A journal can be helpful in several ways. It provides a place for you to write down your thoughts as well as things you did during the day. After a period of time you might even notice patterns develop in your writing. You may see several different things that are causing stress as you write to relieve stress.
Knowing what is causing stress is similar to developing a Know Your Enemy strategy. When you identify a problem only then can you begin to develop things to do to overcome it. Sometimes, you just need to communicate with yourself before you can communicate with others.
You could also write simply for the pleasure of writing. You could write articles about things you know. You could write short stories. Fiction? Non-fiction? It’s up to you. Earlier I mentioned that you could learn something new; write about what you are learning.
Writing also helps you track progress you are making in your life. You develop a goal to do something and you write a little bit each day about your goal. By having it in writing you can identify different directions you may need to pursue…or not pursue.
Develop a Schedule
Yes, this is another strategy we use for living successfully with brain injury. It is a strategy that is explained in detail in the book, Brain Injury Survivor’s Guide, but it is a strategy that works equally well for long term stress management.
Develop a schedule? In today’s world?
Okay, I’m not talking about a rigid schedule like the world will end if you haven’t finished cleaning the kitchen by 8:13. This is more of a time management schedule. There are things we must do each day or week or month or year
B and I must pay sales tax to the State of Arkansas by January 20, income tax to both the federal and state government by April 15 and property tax to the county government by October 10. We put that information on a schedule to insure that it gets done on time.

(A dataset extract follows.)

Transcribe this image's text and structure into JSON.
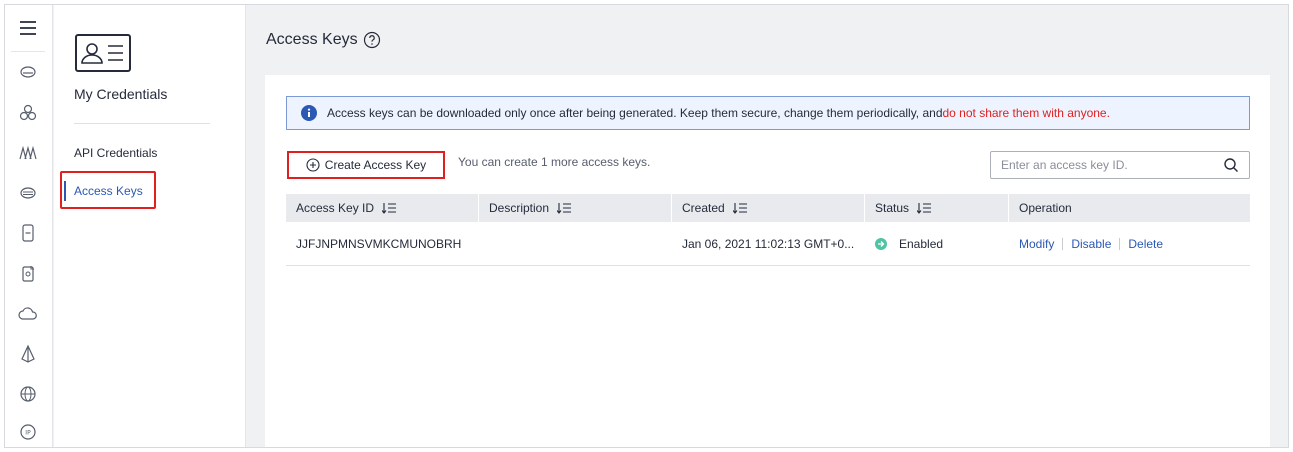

On a monthly basis, we know there are bills to pay. On the schedule they go. This also makes it easy for you to determine if you’ll have extra money during the month to do something special. The trash collector comes by every Thursday so time must be allowed on Thursday mornings to prepare his gift.

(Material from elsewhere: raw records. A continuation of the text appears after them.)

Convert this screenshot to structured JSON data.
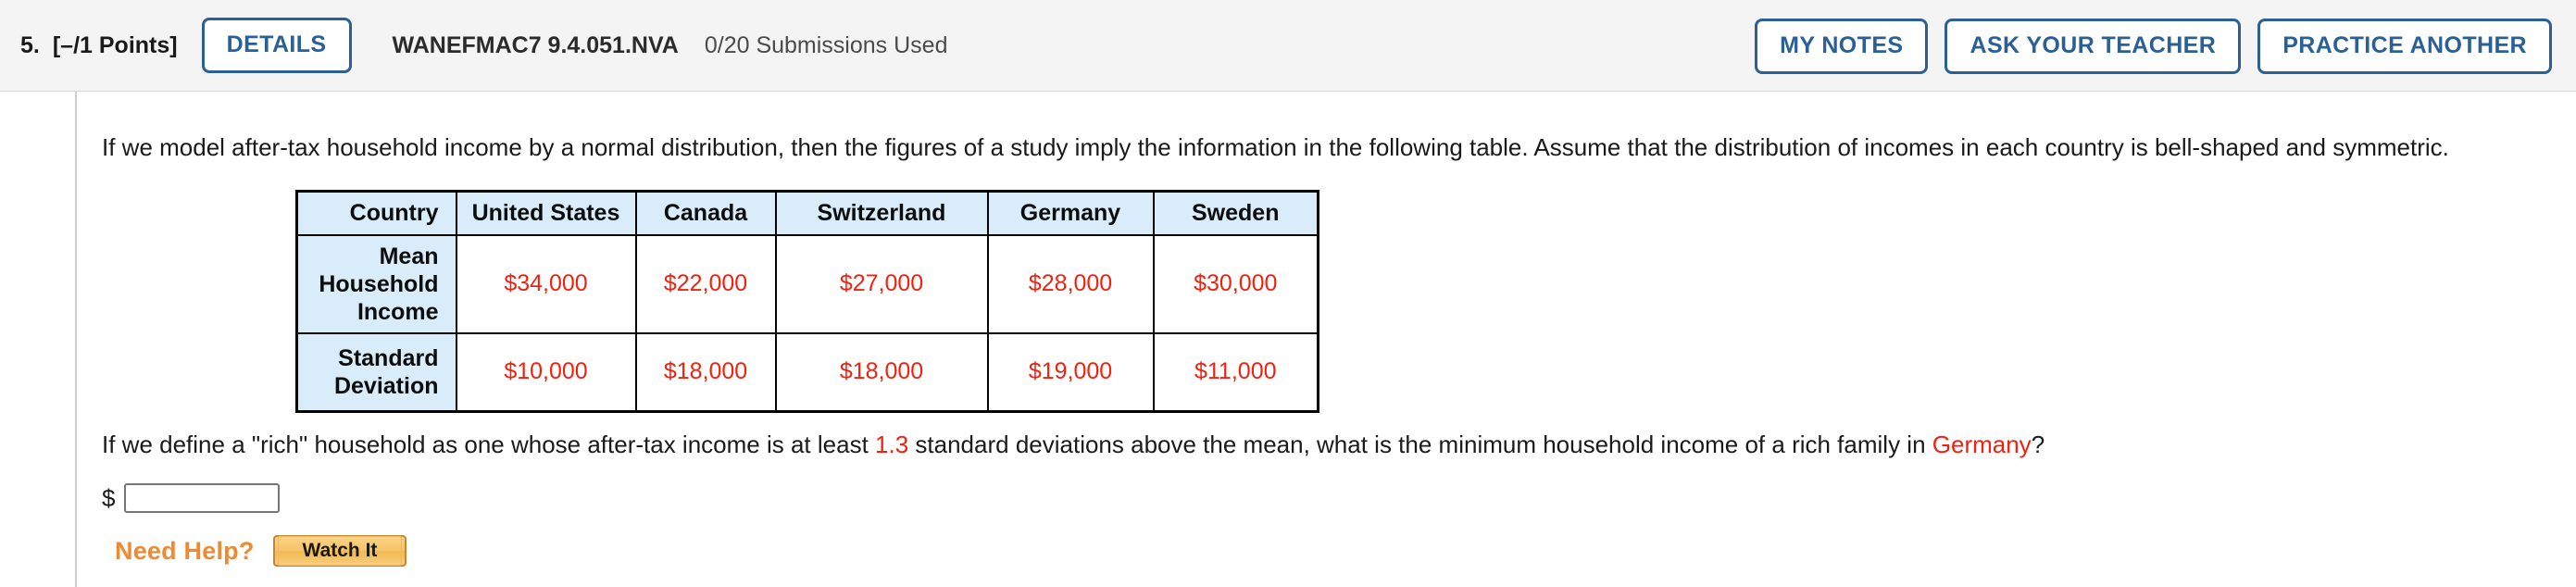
{
  "header": {
    "question_number": "5.",
    "points": "[–/1 Points]",
    "details_button": "DETAILS",
    "problem_code": "WANEFMAC7 9.4.051.NVA",
    "submissions": "0/20 Submissions Used",
    "my_notes_button": "MY NOTES",
    "ask_teacher_button": "ASK YOUR TEACHER",
    "practice_another_button": "PRACTICE ANOTHER",
    "accent_color": "#2b6096"
  },
  "problem": {
    "intro": "If we model after-tax household income by a normal distribution, then the figures of a study imply the information in the following table. Assume that the distribution of incomes in each country is bell-shaped and symmetric.",
    "question_part1": "If we define a \"rich\" household as one whose after-tax income is at least ",
    "question_value": "1.3",
    "question_part2": " standard deviations above the mean, what is the minimum household income of a rich family in ",
    "question_country": "Germany",
    "question_part3": "?",
    "answer_prefix": "$",
    "answer_value": "",
    "answer_placeholder": ""
  },
  "table": {
    "row_label_header": "Country",
    "columns": [
      "United States",
      "Canada",
      "Switzerland",
      "Germany",
      "Sweden"
    ],
    "rows": [
      {
        "label": "Mean Household Income",
        "values": [
          "$34,000",
          "$22,000",
          "$27,000",
          "$28,000",
          "$30,000"
        ]
      },
      {
        "label": "Standard Deviation",
        "values": [
          "$10,000",
          "$18,000",
          "$18,000",
          "$19,000",
          "$11,000"
        ]
      }
    ],
    "header_bg": "#d8ecfa",
    "value_color": "#ee2211"
  },
  "help": {
    "label": "Need Help?",
    "watch_it_button": "Watch It",
    "accent_color": "#ee8a33"
  }
}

Of course there are things to be done on a daily basis. This is the difficult one for me since I work at home. I sometimes get so involved in writing and web design that time flies right by and I find myself rushing to shave, shower and get cleaned up before Beth gets home from work. Yes, I admit that happens on occasion. How do I overcome it? I can schedule time when she’s getting ready for work and get ready for work, too.
Include a time for exercise. Exercise, itself, reduces stress so add it to your stress reduction schedule. I’ll say more about this later. Do you remember us talking about how increased levels of cortisol during times of chronic stress actually causes increased abdominal fat? That’s even more reason to schedule an exercise routine.

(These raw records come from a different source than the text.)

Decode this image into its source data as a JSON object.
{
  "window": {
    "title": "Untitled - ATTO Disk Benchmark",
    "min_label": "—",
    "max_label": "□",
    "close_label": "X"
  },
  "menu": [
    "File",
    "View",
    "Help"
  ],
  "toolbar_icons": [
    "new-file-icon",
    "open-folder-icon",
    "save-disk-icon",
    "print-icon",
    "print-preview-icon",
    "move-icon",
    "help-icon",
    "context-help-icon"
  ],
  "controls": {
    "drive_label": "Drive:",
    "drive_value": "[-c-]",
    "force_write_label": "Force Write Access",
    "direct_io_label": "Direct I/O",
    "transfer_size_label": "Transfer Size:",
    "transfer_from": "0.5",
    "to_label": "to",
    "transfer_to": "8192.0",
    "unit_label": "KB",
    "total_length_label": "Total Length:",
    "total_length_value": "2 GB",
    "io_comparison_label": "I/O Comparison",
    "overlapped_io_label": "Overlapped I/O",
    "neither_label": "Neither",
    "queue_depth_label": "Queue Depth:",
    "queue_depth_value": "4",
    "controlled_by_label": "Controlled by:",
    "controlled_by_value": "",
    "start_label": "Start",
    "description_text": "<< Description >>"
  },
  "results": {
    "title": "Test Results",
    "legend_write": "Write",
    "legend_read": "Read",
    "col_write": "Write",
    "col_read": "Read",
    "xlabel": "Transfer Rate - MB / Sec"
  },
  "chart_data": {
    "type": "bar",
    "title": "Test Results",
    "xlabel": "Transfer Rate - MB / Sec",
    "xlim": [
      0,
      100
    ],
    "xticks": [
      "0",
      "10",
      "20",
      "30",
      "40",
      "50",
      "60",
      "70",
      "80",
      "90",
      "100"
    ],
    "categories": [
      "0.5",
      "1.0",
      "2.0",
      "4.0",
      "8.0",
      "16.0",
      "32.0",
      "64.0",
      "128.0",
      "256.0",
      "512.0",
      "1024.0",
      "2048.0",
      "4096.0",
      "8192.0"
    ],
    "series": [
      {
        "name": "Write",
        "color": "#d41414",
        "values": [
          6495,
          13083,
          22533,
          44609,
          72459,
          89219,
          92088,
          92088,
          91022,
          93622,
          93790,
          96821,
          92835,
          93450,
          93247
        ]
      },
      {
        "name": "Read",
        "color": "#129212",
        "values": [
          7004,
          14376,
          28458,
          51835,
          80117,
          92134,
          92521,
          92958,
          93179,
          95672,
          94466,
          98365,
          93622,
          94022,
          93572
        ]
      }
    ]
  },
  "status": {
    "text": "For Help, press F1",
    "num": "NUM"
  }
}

Since you put it on your schedule, you need to do it to prevent the world from ending at 8:13 p.m. Actually, you need to find ways to add a little bit of exercise throughout the day. When you walk to the mailbox, take ten minutes and walk around the block.
Get a small dumbbell and exercise your arms while watching tv. You don’t even have to use dumbbells. Use a bottle of water. Beth and I use Wii Fit and Wii Sports for both stress relief and exercise. The people who developed the Wii put plenty of humor into the program to keep you smiling. For more information about the Wii, you can read our Squidoo lens titled Wii Fit 4 All.
The key to long term stress reduction is to make slight changes to your lifestyle that you continue to develop more fully.